The 72-year-old, who has since left her position and found a successful career as a crime novelist, wrote an op-ed for the Wall Street Journal on Tuesday where she stood by the decision to prosecute the boys.
She claimed that the five were a group of rioters who attacked other people and committed crimes in Central Park the night that jogger Trisha Meili was attacked.
"Eight others were attacked, including two men who were beaten so savagely that they required hospitalization for head injuries," Fairstein wrote.

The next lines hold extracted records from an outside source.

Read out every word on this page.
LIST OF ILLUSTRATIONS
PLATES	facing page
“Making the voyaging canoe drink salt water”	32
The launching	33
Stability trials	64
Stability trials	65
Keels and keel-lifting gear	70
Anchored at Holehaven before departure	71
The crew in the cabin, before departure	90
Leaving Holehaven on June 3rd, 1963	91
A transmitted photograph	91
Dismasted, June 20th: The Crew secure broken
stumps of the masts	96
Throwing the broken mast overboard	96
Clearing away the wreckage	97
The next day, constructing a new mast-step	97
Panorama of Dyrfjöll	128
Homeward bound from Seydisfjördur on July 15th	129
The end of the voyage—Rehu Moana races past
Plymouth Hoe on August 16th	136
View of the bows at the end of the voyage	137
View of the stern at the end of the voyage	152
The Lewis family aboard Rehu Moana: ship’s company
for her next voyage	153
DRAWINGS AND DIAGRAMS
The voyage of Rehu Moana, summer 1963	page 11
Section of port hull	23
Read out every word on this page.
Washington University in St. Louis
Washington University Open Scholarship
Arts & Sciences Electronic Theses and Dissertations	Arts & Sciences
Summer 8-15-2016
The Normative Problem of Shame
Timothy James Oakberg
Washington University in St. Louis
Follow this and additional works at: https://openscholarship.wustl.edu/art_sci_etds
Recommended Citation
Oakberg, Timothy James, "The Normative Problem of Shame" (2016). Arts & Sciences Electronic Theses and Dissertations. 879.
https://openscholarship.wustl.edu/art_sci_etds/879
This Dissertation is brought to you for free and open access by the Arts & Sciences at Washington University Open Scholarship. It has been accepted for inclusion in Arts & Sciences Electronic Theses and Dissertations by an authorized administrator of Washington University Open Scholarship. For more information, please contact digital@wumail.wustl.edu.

Another man later confessed to attacking and raping the jogger, saying he acted alone that night. His DNA was the only one to match to the scene, and the men who had spent years in prison for the crime were exonerated. Fairstein wrote that she believes the Central Park Five may not have raped the woman, but said that does not mean they never harmed her.When They See Us has put intense scrutiny of Linda Fairstein's role in prosecuting the teenagers. It showed how the five were interviewed by detectives without parents or lawyers present, held for hours without access to food or drink or any breaks. Critics said the confessions were heavily coerced, evident by the fact that they all told different stories about the attack with details that often did not match the facts about how and when it took place.
Linda Fairstein has already seen a significant pushback since When They See Us debuted at the end of May, including a campaign online to #CancelLindaFairstein. The former prosecutor's book publisher responded to the controversy by ending her contract, the BBC reported. Dutton, which works under the Penguin Random House umbrella, announced that had cut its relationship with the former New York prosecutor and would no longer publish her series of crime novels.